Yang dimaksud mindfulness adalah kita membuka ruang terhadap apapun yang terjadi di sini dan di saat ini. Sadar sedikit saja, dan berkali-kali mengenali kualitas bathin kita yang seperti langit. Terbuka terhadap apapun. Be natural as it is. Semua dorongan kita persembahkan kepada Kesejatian, sebagai suatu persembahan untuk dimurnikan dan diselaraskan dengan apa adaan saat ini. Termasuk dorongan untuk menangis, bercerita, mencari jawaban, bertanya, dan hancurnya semua pertanyaan.
Semua orang memiliki dorongannya yang unik. Yang intinya adalah kemelekatan atau kemarahan. Kemelekatan sifatnya adalah melekati objek, ingin ini maupun ingin itu. Sedangkan kemarahan sifatnya adalah ingin menghancurkan objek, menghukum ini ataupun menghancurkan itu. Berbahagialah yang mengetahui dan menyadari ini, sehingga ia bisa lebih jauh menyadari penolakan-penolakan didalam hatinya. Segala penolakan terhadap momen ini, segala penolakan terhadap kualitas esensial diri kita sendiri, yang terbuka lapang seperti langit.
Untuk segala penolakan itu kita sadari, buka ruang, dan kita jadikan segala rasa di saat ini sebagai persembahan kepada Kesejatian Yang Maha Indah. Untuk dimurnikan dan ditransformasikan menjadi sumberdaya yang berkah. Tentunya keajaiban transformasi itu terjadi atas dasar cinta kasih dan welas asih, bukan atas dasar penolakan. Demikian ketika segala energi itu telah dimurnikan, segala perihal tentang fenomena luar dan tindakan apa yang perlu dilakukan terhadap kejadian luar akan terlihat dengan jelas.

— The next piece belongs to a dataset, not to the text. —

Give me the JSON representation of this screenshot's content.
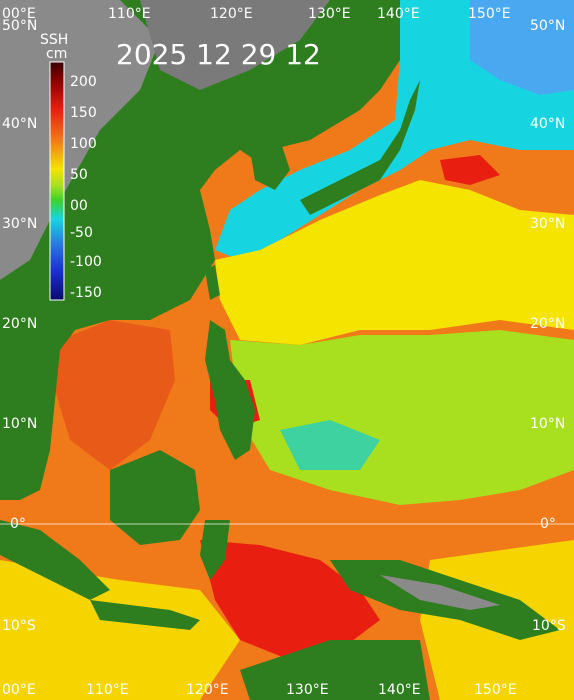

Kapan perlu berkomunikasi, kapan perlu memeluk dan mendekap, kapan perlu keluar dengan penuh ketegasan, dan langkah apapun lainnya. Demikian adalah uraian jalan langsung untuk menghadapi dan bersahabat dengan segala emosi yang ada didalam bathin kita. Semoga kita sendiri dan semua makhluk dapat melihat realitas dengan semakin jelas, dan dapat melihat Keindahan Alamiah Saat Ini dengan Apa Adanya.